Greg Linden mentions an interesting paper out of Yahoo Research and presented at SIGIR 2008 “ResIn: A Combination of Results Caching and Index Pruning for High-performance Web Search Engines”.
The excerpt that Greg republishes in his post talks about how using a pruned index worked against having a cache on the main index since only singleton searches would reach the main index.
Which got me thinking about the index we had at Feedster. I actually implemented the search engine there, and managed its day to day running, so I had quite a bit to say on how it was organized.
The index was broken down into segments (shard if you like) of 1 million entries. The entries were added to the index segments in the order they were crawled, a new index segments being generated every 10 minutes, in other words we would be adding new entries to an index segments until we reached 1 million entries and then we would start a new index segments. We had only a limited number of machines on which to run the search engines, so we organized the overall index into a pipeline, new segments were added to the top and older segments were removed from the bottom and placed into an archive. While the overall index was quite big (about 750GB if you must know), we usually only had about 45 days’ worth of posts seachable, which was fine because our default sort order was reverse chronological and we could satisfy most search terms with that. The 45 days of indices (about 66 index segments) were spread across five machines and this whole setup was replicated for redundancy and load balancing. In front of those there were five search gateways which would handle searches coming from the front end. The search gateway would autoconfigure themselves, searching the local net for search engines, figuring out what was there and putting together a map of the index segments, presenting that as a single index to the front end. So search machines could go down and come back up and stuff would just work, and I did not need to tell the search gateways where the indices were located.

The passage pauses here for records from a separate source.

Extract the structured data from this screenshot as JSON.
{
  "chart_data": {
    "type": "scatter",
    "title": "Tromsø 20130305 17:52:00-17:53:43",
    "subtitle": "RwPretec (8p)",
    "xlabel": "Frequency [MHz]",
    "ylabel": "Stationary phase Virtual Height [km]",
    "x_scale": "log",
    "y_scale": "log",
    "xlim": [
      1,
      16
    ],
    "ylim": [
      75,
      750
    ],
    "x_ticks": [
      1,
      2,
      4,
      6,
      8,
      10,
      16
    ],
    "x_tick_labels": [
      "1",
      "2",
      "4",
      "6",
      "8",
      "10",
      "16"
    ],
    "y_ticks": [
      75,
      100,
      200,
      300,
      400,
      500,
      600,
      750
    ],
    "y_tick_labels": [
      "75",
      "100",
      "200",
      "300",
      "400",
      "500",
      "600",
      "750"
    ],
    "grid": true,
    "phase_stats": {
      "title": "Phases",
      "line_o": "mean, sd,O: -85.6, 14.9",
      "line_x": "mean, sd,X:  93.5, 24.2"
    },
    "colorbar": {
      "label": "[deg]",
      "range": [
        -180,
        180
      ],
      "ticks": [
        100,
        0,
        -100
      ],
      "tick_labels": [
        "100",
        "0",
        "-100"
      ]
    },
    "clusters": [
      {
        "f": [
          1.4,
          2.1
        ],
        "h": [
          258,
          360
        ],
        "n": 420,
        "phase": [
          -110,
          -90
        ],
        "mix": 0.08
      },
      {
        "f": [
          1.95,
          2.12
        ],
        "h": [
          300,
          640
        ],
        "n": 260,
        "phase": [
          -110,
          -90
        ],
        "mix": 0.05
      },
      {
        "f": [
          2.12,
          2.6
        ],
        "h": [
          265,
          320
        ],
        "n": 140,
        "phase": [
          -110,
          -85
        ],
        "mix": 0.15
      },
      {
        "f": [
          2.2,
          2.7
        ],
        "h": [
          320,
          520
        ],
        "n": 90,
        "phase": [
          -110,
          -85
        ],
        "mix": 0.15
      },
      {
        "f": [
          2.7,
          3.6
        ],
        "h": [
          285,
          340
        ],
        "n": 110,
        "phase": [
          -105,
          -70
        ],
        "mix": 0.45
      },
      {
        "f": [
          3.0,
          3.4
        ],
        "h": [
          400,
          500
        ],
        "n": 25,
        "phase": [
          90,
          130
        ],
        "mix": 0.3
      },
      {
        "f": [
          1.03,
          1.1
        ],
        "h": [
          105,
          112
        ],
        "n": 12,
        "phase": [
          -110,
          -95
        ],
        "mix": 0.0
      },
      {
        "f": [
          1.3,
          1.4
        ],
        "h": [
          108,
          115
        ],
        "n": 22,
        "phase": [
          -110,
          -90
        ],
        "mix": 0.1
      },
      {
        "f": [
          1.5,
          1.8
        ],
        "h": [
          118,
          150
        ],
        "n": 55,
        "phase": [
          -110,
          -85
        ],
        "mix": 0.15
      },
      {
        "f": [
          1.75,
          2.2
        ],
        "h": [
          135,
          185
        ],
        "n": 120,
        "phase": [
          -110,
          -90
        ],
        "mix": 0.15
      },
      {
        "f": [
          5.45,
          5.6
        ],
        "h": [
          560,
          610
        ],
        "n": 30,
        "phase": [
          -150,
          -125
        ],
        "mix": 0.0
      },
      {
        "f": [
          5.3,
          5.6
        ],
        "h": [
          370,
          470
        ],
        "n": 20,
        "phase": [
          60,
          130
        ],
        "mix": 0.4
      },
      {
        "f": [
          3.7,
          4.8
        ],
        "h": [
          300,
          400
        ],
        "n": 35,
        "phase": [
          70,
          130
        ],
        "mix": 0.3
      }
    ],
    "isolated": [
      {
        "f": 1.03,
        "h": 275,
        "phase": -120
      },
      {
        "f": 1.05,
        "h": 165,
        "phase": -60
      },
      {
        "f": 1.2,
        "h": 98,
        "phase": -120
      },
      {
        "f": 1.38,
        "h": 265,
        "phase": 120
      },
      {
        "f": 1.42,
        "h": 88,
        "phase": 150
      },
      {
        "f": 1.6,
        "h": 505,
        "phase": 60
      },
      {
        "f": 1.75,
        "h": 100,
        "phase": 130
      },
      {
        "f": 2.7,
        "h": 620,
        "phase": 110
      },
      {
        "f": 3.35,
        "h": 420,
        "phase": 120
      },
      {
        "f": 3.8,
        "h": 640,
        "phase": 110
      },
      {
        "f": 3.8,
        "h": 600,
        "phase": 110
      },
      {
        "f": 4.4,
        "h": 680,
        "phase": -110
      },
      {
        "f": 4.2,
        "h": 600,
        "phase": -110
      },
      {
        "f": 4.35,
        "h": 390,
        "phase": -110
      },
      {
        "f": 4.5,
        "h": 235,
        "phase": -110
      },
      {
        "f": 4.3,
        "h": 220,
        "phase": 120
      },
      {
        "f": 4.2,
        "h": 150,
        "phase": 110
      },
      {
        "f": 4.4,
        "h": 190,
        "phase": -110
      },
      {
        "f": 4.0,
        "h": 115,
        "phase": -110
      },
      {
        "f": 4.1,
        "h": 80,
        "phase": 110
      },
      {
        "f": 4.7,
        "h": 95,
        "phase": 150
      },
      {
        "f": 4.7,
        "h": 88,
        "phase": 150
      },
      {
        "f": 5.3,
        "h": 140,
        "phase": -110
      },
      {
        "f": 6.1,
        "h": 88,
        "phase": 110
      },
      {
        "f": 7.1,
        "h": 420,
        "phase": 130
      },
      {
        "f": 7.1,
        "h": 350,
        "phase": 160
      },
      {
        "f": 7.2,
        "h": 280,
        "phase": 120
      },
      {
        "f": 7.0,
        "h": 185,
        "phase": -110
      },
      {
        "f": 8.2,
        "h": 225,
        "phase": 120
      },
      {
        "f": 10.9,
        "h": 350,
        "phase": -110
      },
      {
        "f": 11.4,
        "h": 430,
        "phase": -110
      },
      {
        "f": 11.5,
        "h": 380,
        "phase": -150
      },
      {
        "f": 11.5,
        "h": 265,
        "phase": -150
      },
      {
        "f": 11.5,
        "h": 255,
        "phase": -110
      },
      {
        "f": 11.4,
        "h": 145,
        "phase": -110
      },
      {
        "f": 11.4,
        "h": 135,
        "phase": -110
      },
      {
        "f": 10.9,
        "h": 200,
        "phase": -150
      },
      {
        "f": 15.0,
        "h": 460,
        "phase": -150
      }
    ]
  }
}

The search engines themselves would create local caches of search results for each index segment, any cache file older than seven days would be deleted to make space for new cache files. One feature I implemented in the cache was a switch which would allow me to cache either the whole search or components of the search. For example, searches could be restricted to a set of blogs, and that restriction was implemented as a search, so it made sense to cache both the search and the restriction separately so that they could be reused for other searches which contained either components.
In addition I implements automatic index pruning, where the search engine (and the search gateway) would know the order of the index, ie reverse chronological, and would search each index segment in turn until the search was satisfied. Users could also control this index pruning from within the search through search modifiers. In fact I implemented a long list of search modifiers most of which we did not document on the site for one reason or another.
At peak times the search engine was handling about 1.5 million searches a day, since the searches were spread across pairs of machines, each machine was handling 750,000 searches/day over an index of 14 million entries.